James Francis Crocicchia (born February 19, 1964) is an American former professional football player who was a quarterback in the National Football League (NFL). He played college football for the Penn Quakers. Crocicchia was an NFL replacement player with the New York Giants in 1987. In 1988, Crocicchia played for the New York Knights of the Arena Football League (AFL).

==College career==
Crocicchia played for the University of Pennsylvania, leading the Quakers to three straight Ivy League championships in 1984–86.

==Professional career==

===New York Giants===
After going unselected in the 1987 NFL draft, Crocicchia was invited to training camp by the New York Giants.

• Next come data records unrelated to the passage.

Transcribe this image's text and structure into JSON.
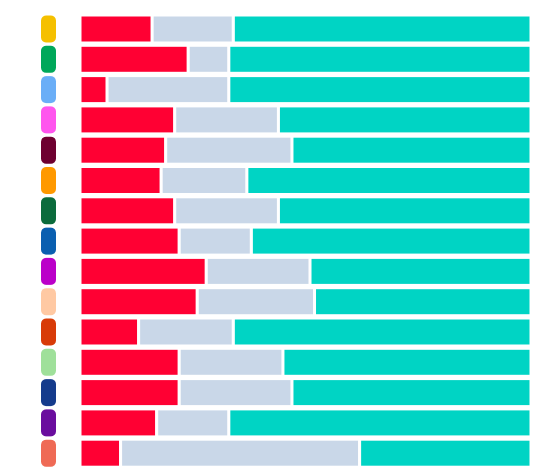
{
  "chart_data": {
    "type": "bar",
    "orientation": "horizontal",
    "stacked": true,
    "normalized": true,
    "title": "",
    "xlabel": "",
    "ylabel": "",
    "xlim": [
      0,
      1
    ],
    "grid": false,
    "legend": "none",
    "row_markers": [
      "#f5c000",
      "#00a85a",
      "#6aaef7",
      "#ff55ee",
      "#6e0030",
      "#ff9900",
      "#0b6b3c",
      "#0a5fb0",
      "#bb00c9",
      "#ffc9a3",
      "#d83b08",
      "#9fe09a",
      "#153b8c",
      "#6a0d9e",
      "#ef6a55"
    ],
    "series": [
      {
        "color": "#ff0033",
        "values": [
          0.16,
          0.24,
          0.06,
          0.21,
          0.19,
          0.18,
          0.21,
          0.22,
          0.28,
          0.26,
          0.13,
          0.22,
          0.22,
          0.17,
          0.09
        ]
      },
      {
        "color": "#c9d7e8",
        "values": [
          0.18,
          0.09,
          0.27,
          0.23,
          0.28,
          0.19,
          0.23,
          0.16,
          0.23,
          0.26,
          0.21,
          0.23,
          0.25,
          0.16,
          0.53
        ]
      },
      {
        "color": "#00d4c4",
        "values": [
          0.66,
          0.67,
          0.67,
          0.56,
          0.53,
          0.63,
          0.56,
          0.62,
          0.49,
          0.48,
          0.66,
          0.55,
          0.53,
          0.67,
          0.38
        ]
      }
    ]
  }
}
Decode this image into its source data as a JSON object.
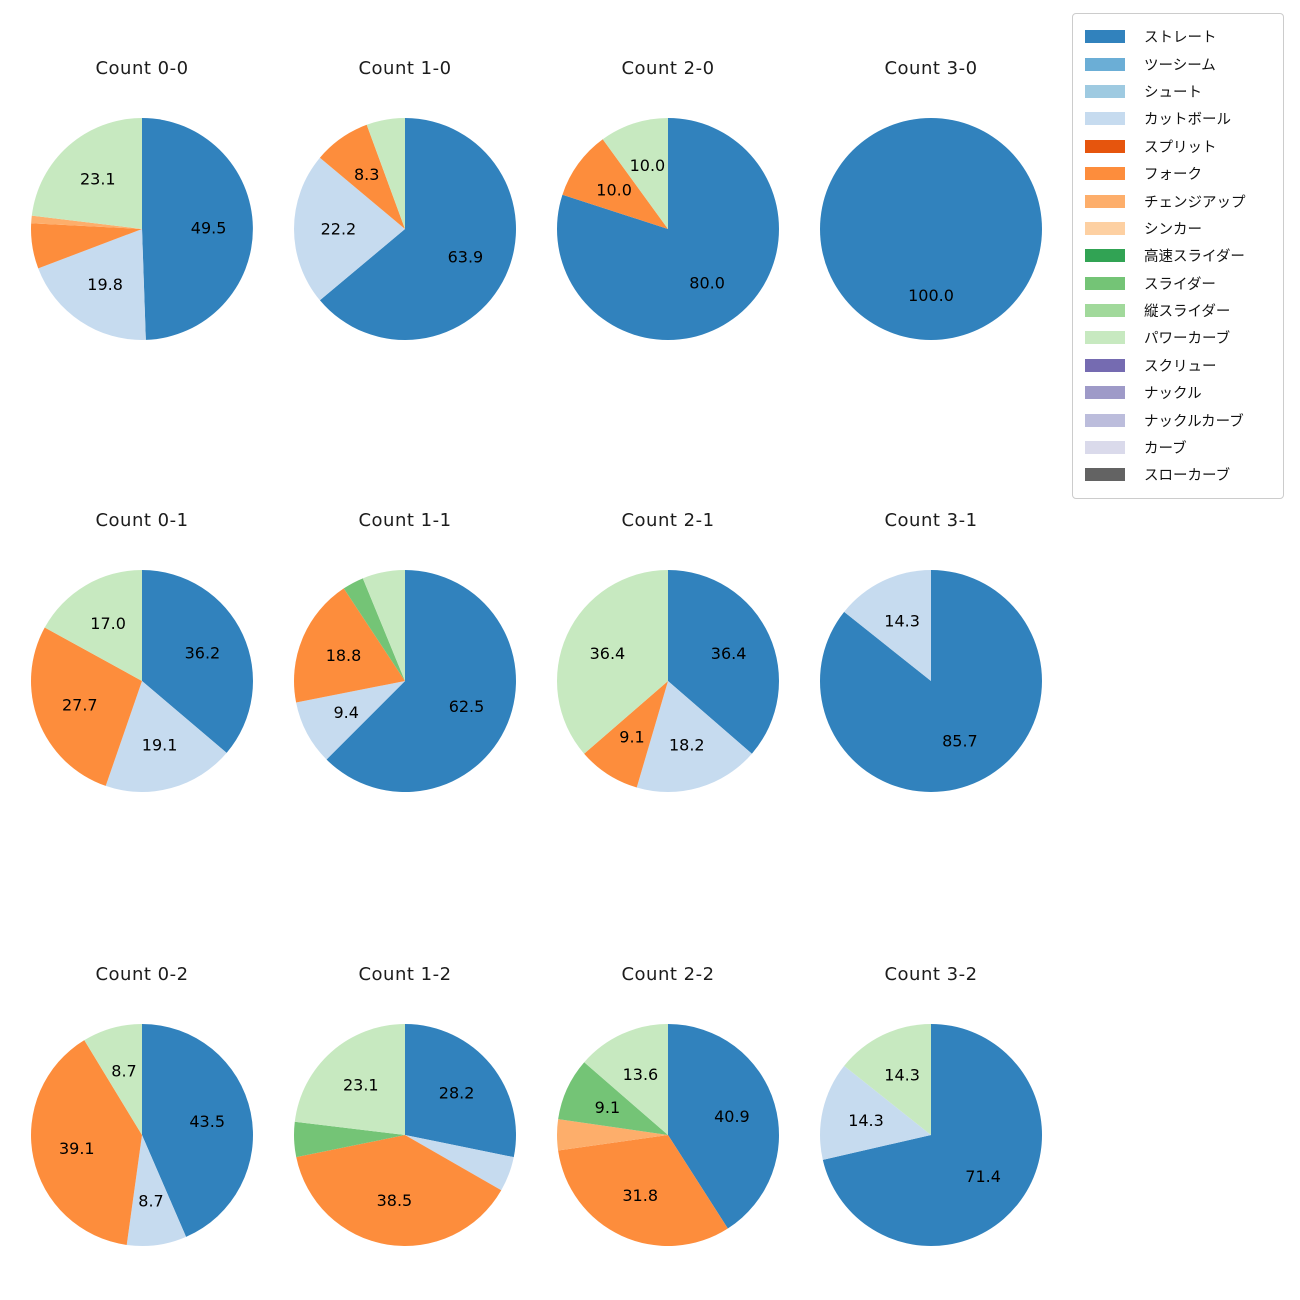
{
  "figure": {
    "background": "#ffffff"
  },
  "legend": {
    "items": [
      {
        "label": "ストレート",
        "color": "#3182bd"
      },
      {
        "label": "ツーシーム",
        "color": "#6baed6"
      },
      {
        "label": "シュート",
        "color": "#9ecae1"
      },
      {
        "label": "カットボール",
        "color": "#c6dbef"
      },
      {
        "label": "スプリット",
        "color": "#e6550d"
      },
      {
        "label": "フォーク",
        "color": "#fd8d3c"
      },
      {
        "label": "チェンジアップ",
        "color": "#fdae6b"
      },
      {
        "label": "シンカー",
        "color": "#fdd0a2"
      },
      {
        "label": "高速スライダー",
        "color": "#31a354"
      },
      {
        "label": "スライダー",
        "color": "#74c476"
      },
      {
        "label": "縦スライダー",
        "color": "#a1d99b"
      },
      {
        "label": "パワーカーブ",
        "color": "#c7e9c0"
      },
      {
        "label": "スクリュー",
        "color": "#756bb1"
      },
      {
        "label": "ナックル",
        "color": "#9e9ac8"
      },
      {
        "label": "ナックルカーブ",
        "color": "#bcbddc"
      },
      {
        "label": "カーブ",
        "color": "#dadaeb"
      },
      {
        "label": "スローカーブ",
        "color": "#636363"
      }
    ]
  },
  "chart_data": [
    {
      "type": "pie",
      "title": "Count 0-0",
      "start_angle_deg": 0,
      "direction": "clockwise",
      "slices": [
        {
          "label": "ストレート",
          "value": 49.5,
          "pct_label": "49.5"
        },
        {
          "label": "カットボール",
          "value": 19.8,
          "pct_label": "19.8"
        },
        {
          "label": "フォーク",
          "value": 6.6,
          "pct_label": ""
        },
        {
          "label": "チェンジアップ",
          "value": 1.1,
          "pct_label": ""
        },
        {
          "label": "パワーカーブ",
          "value": 23.1,
          "pct_label": "23.1"
        }
      ]
    },
    {
      "type": "pie",
      "title": "Count 1-0",
      "start_angle_deg": 0,
      "direction": "clockwise",
      "slices": [
        {
          "label": "ストレート",
          "value": 63.9,
          "pct_label": "63.9"
        },
        {
          "label": "カットボール",
          "value": 22.2,
          "pct_label": "22.2"
        },
        {
          "label": "フォーク",
          "value": 8.3,
          "pct_label": "8.3"
        },
        {
          "label": "パワーカーブ",
          "value": 5.6,
          "pct_label": ""
        }
      ]
    },
    {
      "type": "pie",
      "title": "Count 2-0",
      "start_angle_deg": 0,
      "direction": "clockwise",
      "slices": [
        {
          "label": "ストレート",
          "value": 80.0,
          "pct_label": "80.0"
        },
        {
          "label": "フォーク",
          "value": 10.0,
          "pct_label": "10.0"
        },
        {
          "label": "パワーカーブ",
          "value": 10.0,
          "pct_label": "10.0"
        }
      ]
    },
    {
      "type": "pie",
      "title": "Count 3-0",
      "start_angle_deg": 0,
      "direction": "clockwise",
      "slices": [
        {
          "label": "ストレート",
          "value": 100.0,
          "pct_label": "100.0"
        }
      ]
    },
    {
      "type": "pie",
      "title": "Count 0-1",
      "start_angle_deg": 0,
      "direction": "clockwise",
      "slices": [
        {
          "label": "ストレート",
          "value": 36.2,
          "pct_label": "36.2"
        },
        {
          "label": "カットボール",
          "value": 19.1,
          "pct_label": "19.1"
        },
        {
          "label": "フォーク",
          "value": 27.7,
          "pct_label": "27.7"
        },
        {
          "label": "パワーカーブ",
          "value": 17.0,
          "pct_label": "17.0"
        }
      ]
    },
    {
      "type": "pie",
      "title": "Count 1-1",
      "start_angle_deg": 0,
      "direction": "clockwise",
      "slices": [
        {
          "label": "ストレート",
          "value": 62.5,
          "pct_label": "62.5"
        },
        {
          "label": "カットボール",
          "value": 9.4,
          "pct_label": "9.4"
        },
        {
          "label": "フォーク",
          "value": 18.8,
          "pct_label": "18.8"
        },
        {
          "label": "スライダー",
          "value": 3.1,
          "pct_label": ""
        },
        {
          "label": "パワーカーブ",
          "value": 6.2,
          "pct_label": ""
        }
      ]
    },
    {
      "type": "pie",
      "title": "Count 2-1",
      "start_angle_deg": 0,
      "direction": "clockwise",
      "slices": [
        {
          "label": "ストレート",
          "value": 36.4,
          "pct_label": "36.4"
        },
        {
          "label": "カットボール",
          "value": 18.2,
          "pct_label": "18.2"
        },
        {
          "label": "フォーク",
          "value": 9.1,
          "pct_label": "9.1"
        },
        {
          "label": "パワーカーブ",
          "value": 36.4,
          "pct_label": "36.4"
        }
      ]
    },
    {
      "type": "pie",
      "title": "Count 3-1",
      "start_angle_deg": 0,
      "direction": "clockwise",
      "slices": [
        {
          "label": "ストレート",
          "value": 85.7,
          "pct_label": "85.7"
        },
        {
          "label": "カットボール",
          "value": 14.3,
          "pct_label": "14.3"
        }
      ]
    },
    {
      "type": "pie",
      "title": "Count 0-2",
      "start_angle_deg": 0,
      "direction": "clockwise",
      "slices": [
        {
          "label": "ストレート",
          "value": 43.5,
          "pct_label": "43.5"
        },
        {
          "label": "カットボール",
          "value": 8.7,
          "pct_label": "8.7"
        },
        {
          "label": "フォーク",
          "value": 39.1,
          "pct_label": "39.1"
        },
        {
          "label": "パワーカーブ",
          "value": 8.7,
          "pct_label": "8.7"
        }
      ]
    },
    {
      "type": "pie",
      "title": "Count 1-2",
      "start_angle_deg": 0,
      "direction": "clockwise",
      "slices": [
        {
          "label": "ストレート",
          "value": 28.2,
          "pct_label": "28.2"
        },
        {
          "label": "カットボール",
          "value": 5.1,
          "pct_label": ""
        },
        {
          "label": "フォーク",
          "value": 38.5,
          "pct_label": "38.5"
        },
        {
          "label": "スライダー",
          "value": 5.1,
          "pct_label": ""
        },
        {
          "label": "パワーカーブ",
          "value": 23.1,
          "pct_label": "23.1"
        }
      ]
    },
    {
      "type": "pie",
      "title": "Count 2-2",
      "start_angle_deg": 0,
      "direction": "clockwise",
      "slices": [
        {
          "label": "ストレート",
          "value": 40.9,
          "pct_label": "40.9"
        },
        {
          "label": "フォーク",
          "value": 31.8,
          "pct_label": "31.8"
        },
        {
          "label": "チェンジアップ",
          "value": 4.5,
          "pct_label": ""
        },
        {
          "label": "スライダー",
          "value": 9.1,
          "pct_label": "9.1"
        },
        {
          "label": "パワーカーブ",
          "value": 13.6,
          "pct_label": "13.6"
        }
      ]
    },
    {
      "type": "pie",
      "title": "Count 3-2",
      "start_angle_deg": 0,
      "direction": "clockwise",
      "slices": [
        {
          "label": "ストレート",
          "value": 71.4,
          "pct_label": "71.4"
        },
        {
          "label": "カットボール",
          "value": 14.3,
          "pct_label": "14.3"
        },
        {
          "label": "パワーカーブ",
          "value": 14.3,
          "pct_label": "14.3"
        }
      ]
    }
  ]
}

After being released, he was re-signed during the 1987 NFL strike and started for New York in Giants Stadium on Monday Night Football, October 5, 1987, against the San Francisco 49ers, making him the first ex-Penn quarterback to play in an NFL game since Pard Pearce in the 1920s. In his first and only NFL game, Crocicchia completed only six of fifteen passes for 89 yards and a touchdown and was replaced with Mike Busch after suffering an elbow injury in the fourth quarter. The Giants lost the game with a score of 41–21.

===New York Knights===
In 1988, Crocicchia played for the New York Knights of the Arena Football League. As the Knights starting quarterback, Crocicchia went 111-for-238 for 1,601 yards, with 26 touchdowns and nine interceptions. Crocicchia's favourite receiver, with 40 receptions, was Edwin Lovelady, who had played with him on the Giants. The Knights went just 2-10 under Crocicchia, however, and when the Knights folded at the end of the season, it spelled the end of the quarterback's professional career as well.

==Personal life==

Crocicchia graduated from the Wharton School with a degree in economics. After his football career, he worked as a managing partner in an investment consulting firm.

His daughter Olivia Crocicchia is an actress famous for her role in the TV series Rescue Me.